Nous sommes à l’heure de la publication des derniers entretiens avec ces criminels sans nom. J’en veux pour preuve la sortie d’un témoignage aussi stupéfiant sous le titre : Entretiens avec le bourreau de Kazimierz Moczarski, résistant de l’Armée de l’Intérieur (A.K.) qui partagea après sa propre arrestation par les Soviétiques, la cellule du général SS Jürgen Stroop, le liquidateur du ghetto de Varsovie, 225 jours durant. Sarcasme ou sadisme de la part de la police politique communiste ? Malgré sa condamnation à mort et les séances de torture auxquelles il est soumis, Morzarski obtient de la part du criminel nazi des révélations sur lui-même autant que sur sa responsabilité dans l’extermination des Juifs de Varsovie.

9782246772811Dans L’Élimination, Rithy Panh relate ses conversations filmées avec Duch, qui eurent lieu durant son procès à Phnom Penh à partir de l’automne 2009. « À S21, c’est la fin. Plus la peine de prier, ce sont déjà des cadavres. Sont-ils hommes ou animaux ? C’est une autre histoire.» C’est ainsi que parle Duch. Ou ces autres paroles : « Les prisonniers n’ont aucun droit. Ils sont moitié homme, moitié cadavre. Ce ne sont pas des hommes. Ce ne sont pas des cadavres. Ce sont comme des animaux sans âme. On n’a pas peur de leur faire du mal. On n’a pas peur pour notre karma. » Ces paroles-ci sont celles d’un des tortionnaires du Duch interrogé sur les lieux du crime à S21. Cet homme est libre comme la majorité des tortionnaires, des bourreaux khmers.

Combien d’assassins, de génocidaires rwandais furent jugés, condamnés, emprisonnés ? Esther Mujawayo parle de sa confrontation avec « les génocidaires de ma sœur Stéphanie et de ses enfants. Je vois face à moi les tueurs de ma famille […] et je ne peux même pas les pointer du doigt. »

Au milieu de son récit et de ses dialogues qui se compénètrent, Rithy Panh dissèque trois phrases de Duch. Dans la première, il indique avoir été de la police du Kampuchea démocratique qui siégea à l’ONU jusqu’en 1991. Dans la deuxième, il avoue avoir été l’otage du régime de Pol Pot. Facile ! Dans sa troisième petite affirmation, il reconnaît qu’alors le problème fut « le même pour tous : vivre ou mourir » (p. 200). Sauf que ceux qui avaient entre leurs mains la vie et la mort de leurs congénères pouvaient encore choisir entre être tortionnaires ou risquer d’être tués. Les victimes, elles, n’avaient plus aucun choix.

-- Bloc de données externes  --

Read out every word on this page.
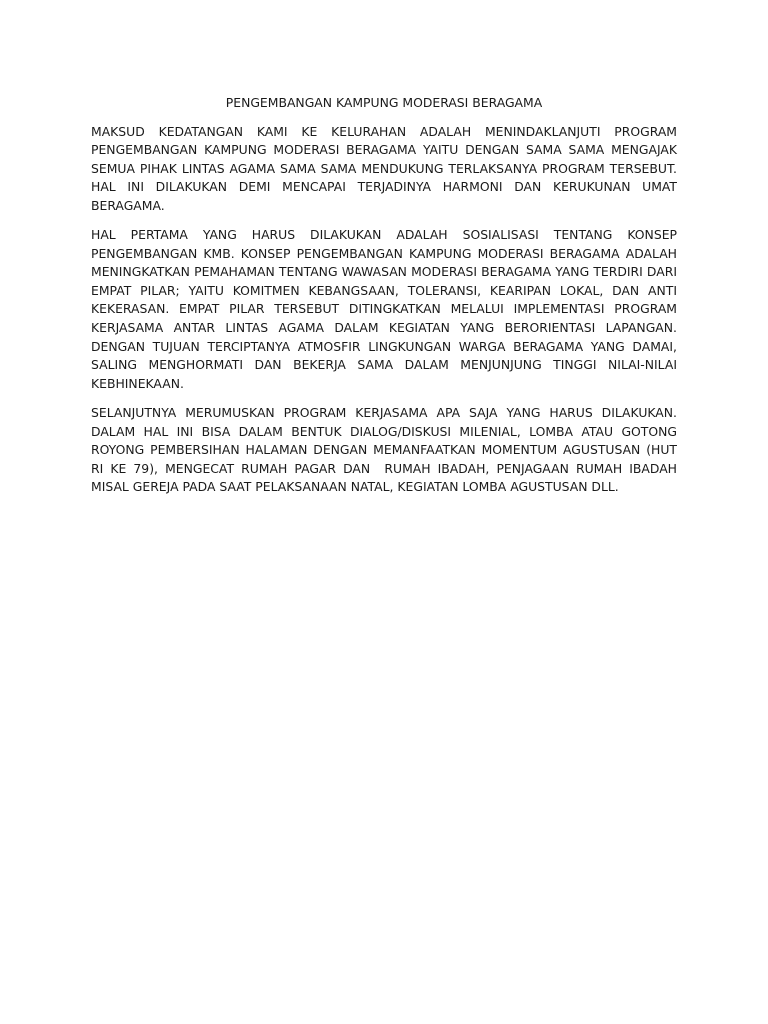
PENGEMBANGAN KAMPUNG MODERASI BERAGAMA

MAKSUD KEDATANGAN KAMI KE KELURAHAN ADALAH MENINDAKLANJUTI PROGRAM PENGEMBANGAN KAMPUNG MODERASI BERAGAMA YAITU DENGAN SAMA SAMA MENGAJAK SEMUA PIHAK LINTAS AGAMA SAMA SAMA MENDUKUNG TERLAKSANYA PROGRAM TERSEBUT. HAL INI DILAKUKAN DEMI MENCAPAI TERJADINYA HARMONI DAN KERUKUNAN UMAT BERAGAMA.

HAL PERTAMA YANG HARUS DILAKUKAN ADALAH SOSIALISASI TENTANG KONSEP PENGEMBANGAN KMB. KONSEP PENGEMBANGAN KAMPUNG MODERASI BERAGAMA ADALAH MENINGKATKAN PEMAHAMAN TENTANG WAWASAN MODERASI BERAGAMA YANG TERDIRI DARI EMPAT PILAR; YAITU KOMITMEN KEBANGSAAN, TOLERANSI, KEARIPAN LOKAL, DAN ANTI KEKERASAN. EMPAT PILAR TERSEBUT DITINGKATKAN MELALUI IMPLEMENTASI PROGRAM KERJASAMA ANTAR LINTAS AGAMA DALAM KEGIATAN YANG BERORIENTASI LAPANGAN. DENGAN TUJUAN TERCIPTANYA ATMOSFIR LINGKUNGAN WARGA BERAGAMA YANG DAMAI, SALING MENGHORMATI DAN BEKERJA SAMA DALAM MENJUNJUNG TINGGI NILAI-NILAI KEBHINEKAAN.

SELANJUTNYA MERUMUSKAN PROGRAM KERJASAMA APA SAJA YANG HARUS DILAKUKAN. DALAM HAL INI BISA DALAM BENTUK DIALOG/DISKUSI MILENIAL, LOMBA ATAU GOTONG ROYONG PEMBERSIHAN HALAMAN DENGAN MEMANFAATKAN MOMENTUM AGUSTUSAN (HUT RI KE 79), MENGECAT RUMAH PAGAR DAN  RUMAH IBADAH, PENJAGAAN RUMAH IBADAH MISAL GEREJA PADA SAAT PELAKSANAAN NATAL, KEGIATAN LOMBA AGUSTUSAN DLL.
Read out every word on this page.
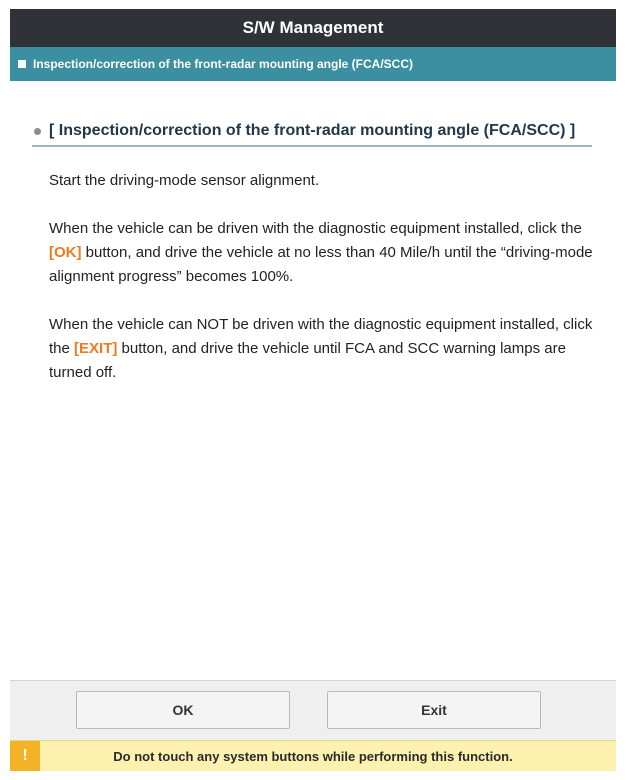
S/W Management
Inspection/correction of the front-radar mounting angle (FCA/SCC)
[ Inspection/correction of the front-radar mounting angle (FCA/SCC) ]

Start the driving-mode sensor alignment.

When the vehicle can be driven with the diagnostic equipment installed, click the [OK] button, and drive the vehicle at no less than 40 Mile/h until the “driving-mode alignment progress” becomes 100%.

When the vehicle can NOT be driven with the diagnostic equipment installed, click the [EXIT] button, and drive the vehicle until FCA and SCC warning lamps are turned off.

OK	Exit
!	Do not touch any system buttons while performing this function.
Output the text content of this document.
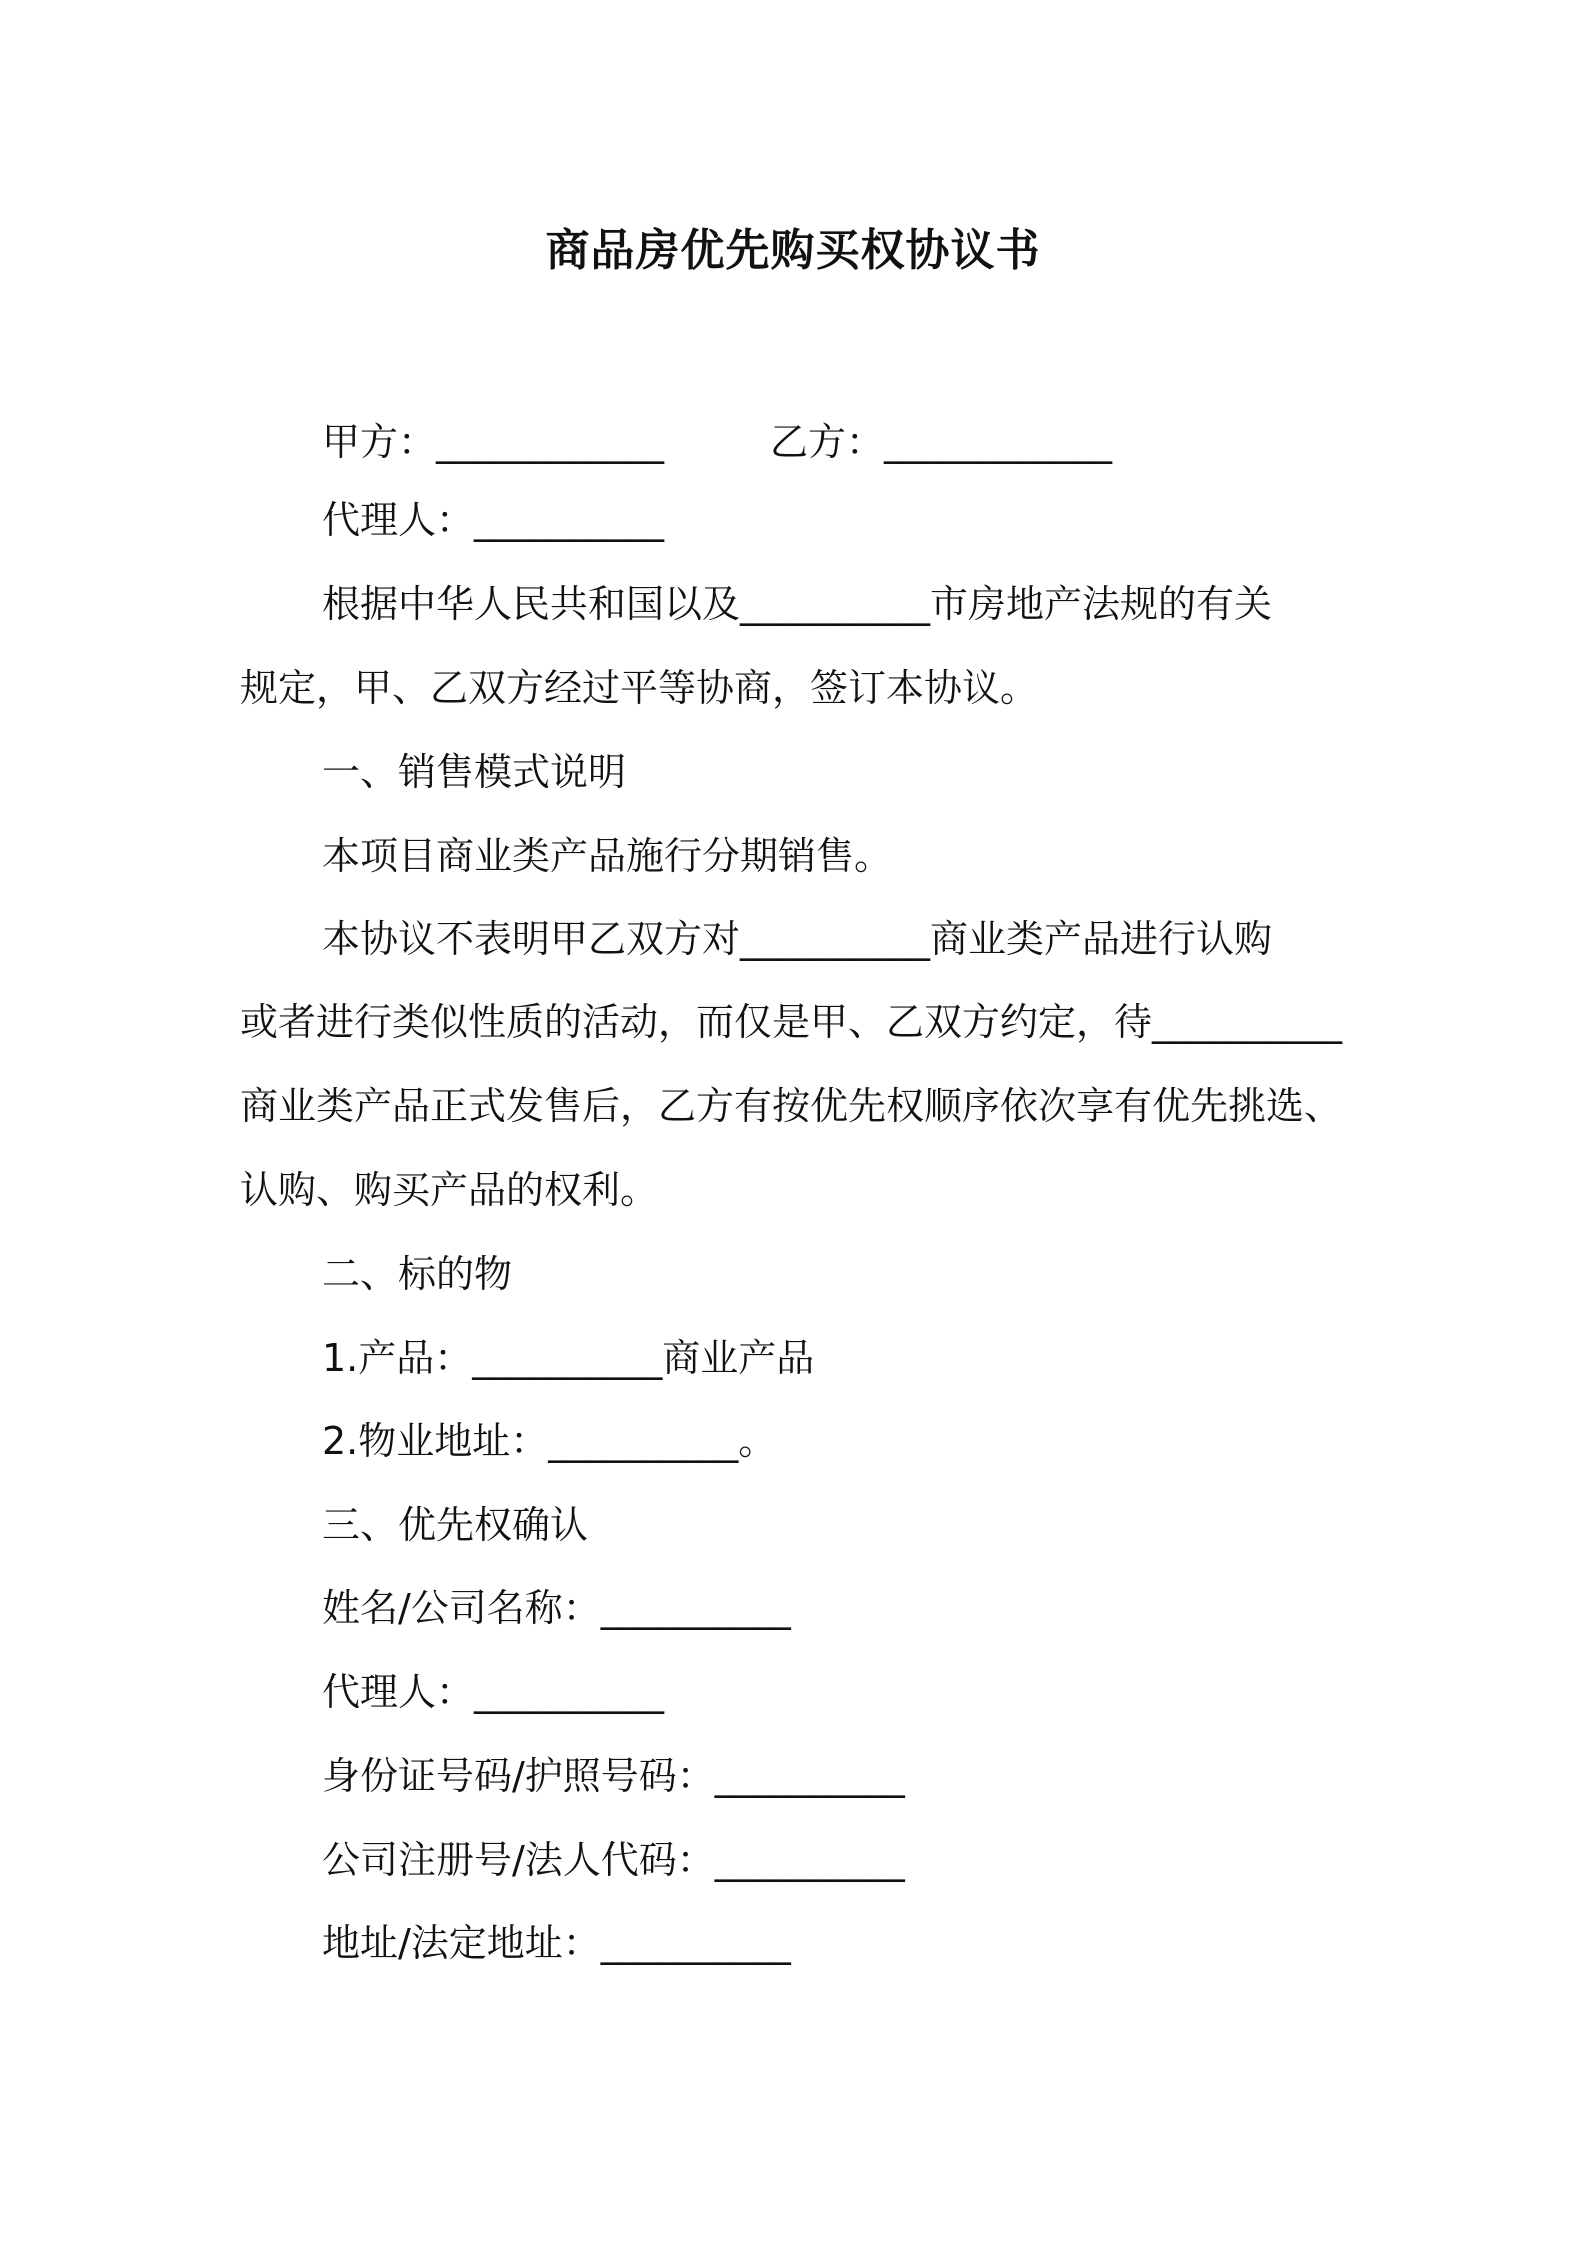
商品房优先购买权协议书
甲方：____________	乙方：____________
代理人：__________
根据中华人民共和国以及__________市房地产法规的有关
规定，甲、乙双方经过平等协商，签订本协议。
一、销售模式说明
本项目商业类产品施行分期销售。
本协议不表明甲乙双方对__________商业类产品进行认购
或者进行类似性质的活动，而仅是甲、乙双方约定，待__________
商业类产品正式发售后，乙方有按优先权顺序依次享有优先挑选、
认购、购买产品的权利。
二、标的物
1.产品：__________商业产品
2.物业地址：__________。
三、优先权确认
姓名/公司名称：__________
代理人：__________
身份证号码/护照号码：__________
公司注册号/法人代码：__________
地址/法定地址：__________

« Pour tuer, ils utilisaient le mot kamtech, détruire. C’est très violent. Cela signifie un anéantissement total. […] c’est détruire en poussière. Rien ne repousse.
Le mot habituel est le mot samlap. Ce mot contient une notion du bien et du mal.
La force des Khmers rouges a été de modifier tous les sentiments et la compréhension autour de chaque mot. Nous dénoncions nous ne savions qui, pour des actes dont nous ne savions rien, mais il le fallait pour avoir un peu de répit. » (La machine khmer rouge, 2003, p 213)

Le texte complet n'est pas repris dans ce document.